# bumper repair



## drjmoriarty (Aug 9, 2004)

hey, i have a problem that i really need help with. i have about a semi-large dent in my front bumper. i'm a poor college student and i really don't have the money to replace the bumper. i'm looking for alternate options. maybe something to pop out the ding, but some people tell me that on these new plastic bumpers you can't even pop them out. is it possible to contruct something over the hole? or maybe try to pop it out?


----------



## BlackoutSpecV (May 8, 2002)

If your handy with fiberglass you can patch it, but it will be noticable unless you do a great job and get a great paint job.
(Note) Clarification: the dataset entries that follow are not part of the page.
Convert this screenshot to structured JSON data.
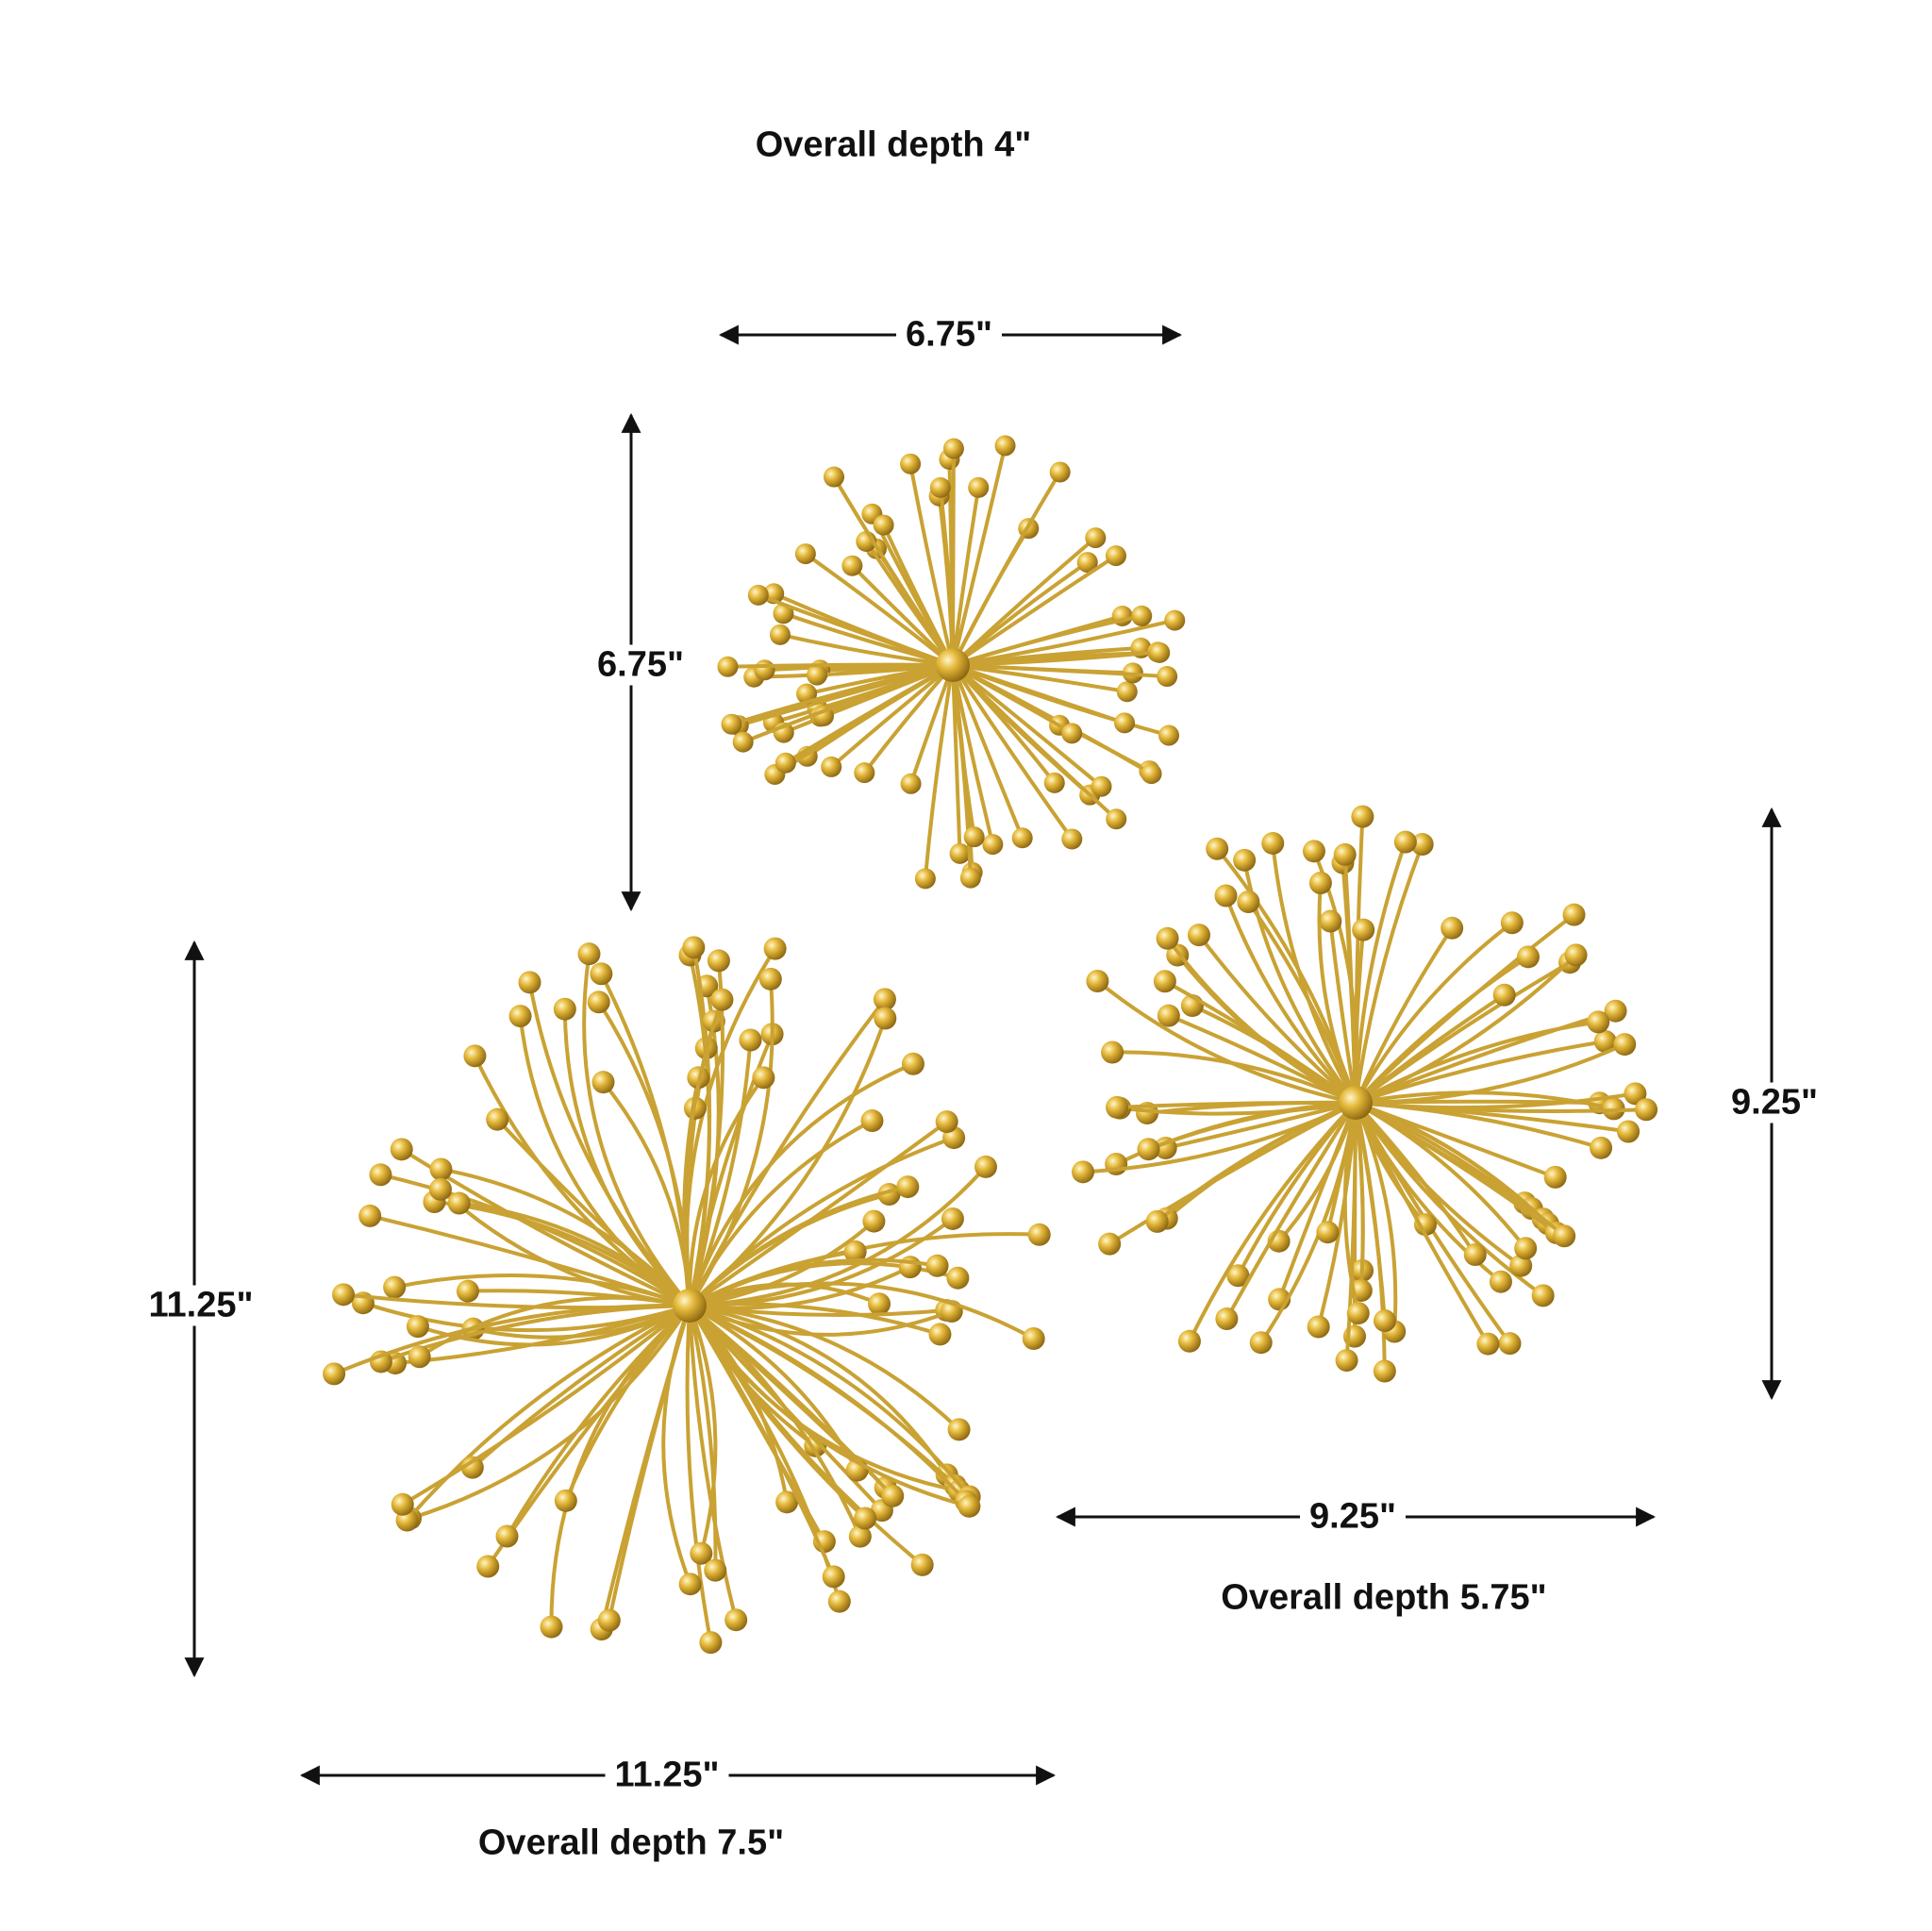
{
  "small": {
    "depth": "Overall depth 4\"",
    "width": "6.75\"",
    "height": "6.75\""
  },
  "medium": {
    "depth": "Overall depth 5.75\"",
    "width": "9.25\"",
    "height": "9.25\""
  },
  "large": {
    "depth": "Overall depth 7.5\"",
    "width": "11.25\"",
    "height": "11.25\""
  },
  "colors": {
    "gold": "#c9a233",
    "ball": "#d9ad2a",
    "text": "#111111"
  }
}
I would suggest checking diffrent forums for people selling stock bumbers, you might get lucky and find one in your color.


----------



## chimmike (Oct 17, 2002)

BONDO! hahaha


----------



## Silvspec86 (Apr 4, 2003)

theres really no other way, bondo will only do so much. you can take it to a small body shop and see what they'll do for you, most of the time, they do a pretty good job with filler and repainting it. if you've never used this stuff before and you dont know about it in the first place, you probly dont wanna try it, because you most likely wont make it better. you can try to pop it out but it will leave creases, which is better than a dent and much more promising than bondo.


----------



## drjmoriarty (Aug 9, 2004)

*thanks*

i managed to drill a small hole in the bumper, then pop it out. you can hardly tell anything ever happened. i then used epoxy to fill the hole and color matched paint to put the finishing touches on it. thanks for all the help guys


----------